NASA’s most powerful camera orbiting Mars beamed home a batch of photos of the red planet that highlighted areas hand-picked by the public for closer looks.
The new Mars photos, taken by the Mars Reconnaissance Orbiter’s HiRISE camera and released March 31, include eight images culled from nearly 1,000 suggestions sent in by the public.
“NASA’s Mars program is a prime example of what we call participatory exploration,” NASA Administrator Charles Bolden said in a statement. “To allow the public to aim a camera at a specific site on a distant world is an invaluable teaching tool that can help educate and inspire our youth to pursue careers in science, technology, engineering and math.”

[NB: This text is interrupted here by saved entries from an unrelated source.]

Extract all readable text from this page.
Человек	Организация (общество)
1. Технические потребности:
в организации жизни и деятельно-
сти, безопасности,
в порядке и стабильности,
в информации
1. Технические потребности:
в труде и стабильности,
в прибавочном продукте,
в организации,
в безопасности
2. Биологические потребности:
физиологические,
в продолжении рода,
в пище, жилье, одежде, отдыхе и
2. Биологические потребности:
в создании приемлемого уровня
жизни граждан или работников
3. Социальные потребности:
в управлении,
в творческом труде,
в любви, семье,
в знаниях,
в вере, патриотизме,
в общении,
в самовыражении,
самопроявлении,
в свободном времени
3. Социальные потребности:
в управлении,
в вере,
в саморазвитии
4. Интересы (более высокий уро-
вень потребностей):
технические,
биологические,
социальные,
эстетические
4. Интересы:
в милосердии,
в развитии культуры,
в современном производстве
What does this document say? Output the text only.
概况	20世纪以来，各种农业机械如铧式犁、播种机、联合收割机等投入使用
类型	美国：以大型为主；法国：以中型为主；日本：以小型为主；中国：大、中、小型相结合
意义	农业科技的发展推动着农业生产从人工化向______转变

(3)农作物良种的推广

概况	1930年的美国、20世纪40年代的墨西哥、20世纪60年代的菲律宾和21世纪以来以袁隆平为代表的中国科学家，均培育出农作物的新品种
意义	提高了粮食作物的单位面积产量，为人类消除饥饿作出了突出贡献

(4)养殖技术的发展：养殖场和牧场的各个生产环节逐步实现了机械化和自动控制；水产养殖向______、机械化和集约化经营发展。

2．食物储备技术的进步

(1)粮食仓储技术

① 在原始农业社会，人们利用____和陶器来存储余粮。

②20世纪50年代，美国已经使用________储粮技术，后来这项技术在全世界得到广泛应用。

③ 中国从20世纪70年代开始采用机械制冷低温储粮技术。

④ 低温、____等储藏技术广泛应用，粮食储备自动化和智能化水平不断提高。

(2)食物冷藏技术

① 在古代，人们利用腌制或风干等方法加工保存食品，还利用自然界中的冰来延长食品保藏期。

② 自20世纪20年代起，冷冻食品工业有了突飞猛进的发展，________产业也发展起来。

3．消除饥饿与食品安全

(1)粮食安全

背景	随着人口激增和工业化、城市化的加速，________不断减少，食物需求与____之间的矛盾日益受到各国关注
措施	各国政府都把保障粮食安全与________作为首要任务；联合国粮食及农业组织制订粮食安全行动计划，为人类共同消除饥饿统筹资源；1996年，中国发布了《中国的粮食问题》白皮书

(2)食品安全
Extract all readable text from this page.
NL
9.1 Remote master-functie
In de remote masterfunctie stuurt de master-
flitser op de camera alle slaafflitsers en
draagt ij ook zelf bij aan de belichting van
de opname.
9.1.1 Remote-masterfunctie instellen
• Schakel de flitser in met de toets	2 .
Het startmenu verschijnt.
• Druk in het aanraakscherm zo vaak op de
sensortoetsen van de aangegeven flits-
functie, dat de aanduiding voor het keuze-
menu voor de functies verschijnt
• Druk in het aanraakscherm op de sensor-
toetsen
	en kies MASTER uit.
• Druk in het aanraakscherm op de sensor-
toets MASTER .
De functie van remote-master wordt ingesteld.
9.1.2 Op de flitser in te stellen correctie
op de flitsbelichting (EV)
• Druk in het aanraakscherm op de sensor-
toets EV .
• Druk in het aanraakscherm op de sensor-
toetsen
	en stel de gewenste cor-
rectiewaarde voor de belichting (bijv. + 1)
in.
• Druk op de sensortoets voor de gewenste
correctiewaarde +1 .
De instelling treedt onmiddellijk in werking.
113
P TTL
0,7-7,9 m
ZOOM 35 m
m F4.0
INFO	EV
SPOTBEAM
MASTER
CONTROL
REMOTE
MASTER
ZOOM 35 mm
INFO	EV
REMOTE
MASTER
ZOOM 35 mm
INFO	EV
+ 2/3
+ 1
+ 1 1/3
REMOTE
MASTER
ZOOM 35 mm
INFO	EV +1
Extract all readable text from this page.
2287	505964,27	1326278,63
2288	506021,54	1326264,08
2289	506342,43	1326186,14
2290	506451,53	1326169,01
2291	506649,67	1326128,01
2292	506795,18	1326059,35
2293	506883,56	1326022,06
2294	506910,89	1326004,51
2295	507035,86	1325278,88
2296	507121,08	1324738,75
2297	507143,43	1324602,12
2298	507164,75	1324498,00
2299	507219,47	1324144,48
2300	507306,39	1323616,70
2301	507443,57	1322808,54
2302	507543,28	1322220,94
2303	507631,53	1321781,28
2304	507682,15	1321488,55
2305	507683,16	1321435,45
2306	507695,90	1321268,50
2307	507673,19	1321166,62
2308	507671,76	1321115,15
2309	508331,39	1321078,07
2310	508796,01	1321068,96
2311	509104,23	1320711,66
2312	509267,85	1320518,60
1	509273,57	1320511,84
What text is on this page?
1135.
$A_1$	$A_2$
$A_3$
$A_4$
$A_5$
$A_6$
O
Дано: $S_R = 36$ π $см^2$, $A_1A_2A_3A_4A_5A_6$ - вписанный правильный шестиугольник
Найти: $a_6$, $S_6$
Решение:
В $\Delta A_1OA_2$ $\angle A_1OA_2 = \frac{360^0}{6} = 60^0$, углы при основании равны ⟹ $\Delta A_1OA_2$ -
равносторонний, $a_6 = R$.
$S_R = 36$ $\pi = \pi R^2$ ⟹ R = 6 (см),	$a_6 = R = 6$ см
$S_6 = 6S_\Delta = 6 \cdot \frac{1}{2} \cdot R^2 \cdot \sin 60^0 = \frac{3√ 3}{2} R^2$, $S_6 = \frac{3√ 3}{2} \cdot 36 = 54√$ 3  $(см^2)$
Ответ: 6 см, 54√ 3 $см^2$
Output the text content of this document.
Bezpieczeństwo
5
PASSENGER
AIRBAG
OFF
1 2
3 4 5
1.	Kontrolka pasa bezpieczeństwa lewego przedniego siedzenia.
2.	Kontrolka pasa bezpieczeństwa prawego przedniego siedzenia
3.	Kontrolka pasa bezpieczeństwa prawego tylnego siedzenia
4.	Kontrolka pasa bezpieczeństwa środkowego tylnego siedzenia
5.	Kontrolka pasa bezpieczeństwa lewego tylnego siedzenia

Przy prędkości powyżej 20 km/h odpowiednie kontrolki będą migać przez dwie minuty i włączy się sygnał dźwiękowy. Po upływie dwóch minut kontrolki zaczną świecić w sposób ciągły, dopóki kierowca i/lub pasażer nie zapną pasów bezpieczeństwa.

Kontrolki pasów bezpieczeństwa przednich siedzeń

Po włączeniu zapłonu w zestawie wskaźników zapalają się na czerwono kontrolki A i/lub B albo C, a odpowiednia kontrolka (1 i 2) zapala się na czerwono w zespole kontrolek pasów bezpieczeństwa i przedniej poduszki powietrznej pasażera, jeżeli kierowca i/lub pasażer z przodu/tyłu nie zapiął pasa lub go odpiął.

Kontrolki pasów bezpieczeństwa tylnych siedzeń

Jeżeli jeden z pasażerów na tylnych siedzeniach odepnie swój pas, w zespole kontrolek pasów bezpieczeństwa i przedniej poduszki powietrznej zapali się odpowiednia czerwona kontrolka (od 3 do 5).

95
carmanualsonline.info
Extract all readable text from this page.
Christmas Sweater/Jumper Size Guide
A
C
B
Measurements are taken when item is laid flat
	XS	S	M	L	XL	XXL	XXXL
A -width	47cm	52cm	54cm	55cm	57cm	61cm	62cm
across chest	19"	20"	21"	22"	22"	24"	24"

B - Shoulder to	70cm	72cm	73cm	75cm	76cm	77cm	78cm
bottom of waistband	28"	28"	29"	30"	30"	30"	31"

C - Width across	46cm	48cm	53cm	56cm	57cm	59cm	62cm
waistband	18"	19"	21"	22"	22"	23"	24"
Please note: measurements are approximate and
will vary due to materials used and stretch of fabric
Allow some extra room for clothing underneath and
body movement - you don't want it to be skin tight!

Some of the new photographs include snapshots of martian landscapes strewn with boulders and rocks, while others reveal collapsed sections of Olympus Mons — the largest volcano in the solar system.
Martian ice sheets, dunes, mesas and other features highlight the other photos.
The pictures were taken as part of the HiWish project, which began calling for public suggestions in January and is organized by a science team running the HiRISE camera at the University of Arizona in Tucson.
Since arriving at Mars in 2006, the Mars Reconnaissance Orbiter has taken more than 13,000 photos with the HiRISE camera, capturing just 1 percent of the planet’s surface.